Простыни до сих пор еще были сырыми. Жутков отвык от комнатных запахов, тем более от запаха прелой женщины по утру. Он уткнулся в подмышку ей и вдохнул. Захотелось снова войти в нее, туда, где тепло и влажно. Он потянул за простыни, спутанные у нее между ног, и она недовольно заурчала. «Не буду будить» — решил Жутков и поднялся.

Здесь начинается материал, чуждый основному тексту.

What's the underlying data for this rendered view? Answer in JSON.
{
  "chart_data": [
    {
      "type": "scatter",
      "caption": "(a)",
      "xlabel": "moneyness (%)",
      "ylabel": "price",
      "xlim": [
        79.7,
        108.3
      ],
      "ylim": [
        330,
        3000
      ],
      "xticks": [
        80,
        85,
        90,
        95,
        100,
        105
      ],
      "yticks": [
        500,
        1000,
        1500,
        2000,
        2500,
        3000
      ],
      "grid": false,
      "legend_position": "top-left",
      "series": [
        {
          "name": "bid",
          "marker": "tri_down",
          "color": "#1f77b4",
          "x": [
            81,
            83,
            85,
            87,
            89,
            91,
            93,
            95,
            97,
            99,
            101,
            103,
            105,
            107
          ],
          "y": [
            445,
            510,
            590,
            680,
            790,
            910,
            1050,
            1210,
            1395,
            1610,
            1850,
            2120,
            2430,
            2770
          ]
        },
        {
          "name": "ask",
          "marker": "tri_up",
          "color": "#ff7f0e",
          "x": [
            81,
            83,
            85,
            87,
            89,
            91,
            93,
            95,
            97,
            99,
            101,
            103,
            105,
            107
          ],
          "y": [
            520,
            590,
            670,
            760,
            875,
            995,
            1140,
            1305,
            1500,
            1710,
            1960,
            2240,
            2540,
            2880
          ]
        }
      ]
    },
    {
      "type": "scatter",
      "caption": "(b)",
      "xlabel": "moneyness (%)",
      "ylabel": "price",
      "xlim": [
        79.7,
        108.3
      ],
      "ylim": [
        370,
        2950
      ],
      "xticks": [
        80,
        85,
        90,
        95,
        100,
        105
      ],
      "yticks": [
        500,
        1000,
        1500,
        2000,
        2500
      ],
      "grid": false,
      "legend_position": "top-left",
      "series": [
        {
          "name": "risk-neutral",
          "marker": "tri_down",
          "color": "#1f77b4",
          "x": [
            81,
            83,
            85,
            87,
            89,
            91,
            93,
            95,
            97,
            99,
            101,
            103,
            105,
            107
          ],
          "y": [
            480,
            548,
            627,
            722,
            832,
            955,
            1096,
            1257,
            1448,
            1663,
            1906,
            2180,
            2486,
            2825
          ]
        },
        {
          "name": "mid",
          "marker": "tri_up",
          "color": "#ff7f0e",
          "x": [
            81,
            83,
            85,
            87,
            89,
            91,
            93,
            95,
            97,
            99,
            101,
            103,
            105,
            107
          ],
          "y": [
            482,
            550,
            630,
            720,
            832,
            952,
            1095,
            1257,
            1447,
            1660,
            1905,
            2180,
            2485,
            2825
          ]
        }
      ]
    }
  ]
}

В заброшенной водокачке дед организовал маленький заводик по производству самогона.
*
Переписка с девочкой, забившей бабушку ногами... там темно и сколько, там кружит воронье и вьет гнезда, есть слова, позволяющие называть цвет души ее черным, но цвет ее прозрачный, цвет пустоты, зло отступило, и осталась пустота, нет добра, чтобы понять могла девочка суть происшедшего.
*
А потом долго-долго сидеть, когда все уйдут и оставят тебя одного: ночевать, справляться со своей судьбой и быть голодным. Ты посидишь, но все равно когда-нибудь ляжешь спать, и будешь просыпаться каждое утро все с теми же мыслями дурными, что привили тебя на этот камешек, на котором сидишь. Встанешь, и гаркнет в небе ворона, иль прокукарекает петух, и в воздухе пронзительно заверещит муха, будто о стекло проводят линолеумом, и старый твой дедушка, дедушка Авраам, чахнет в углу старого склепа, в который ты так и не наведался, негодник.
P.S. Славу тебе воспоет утренняя птичка, если не так все было.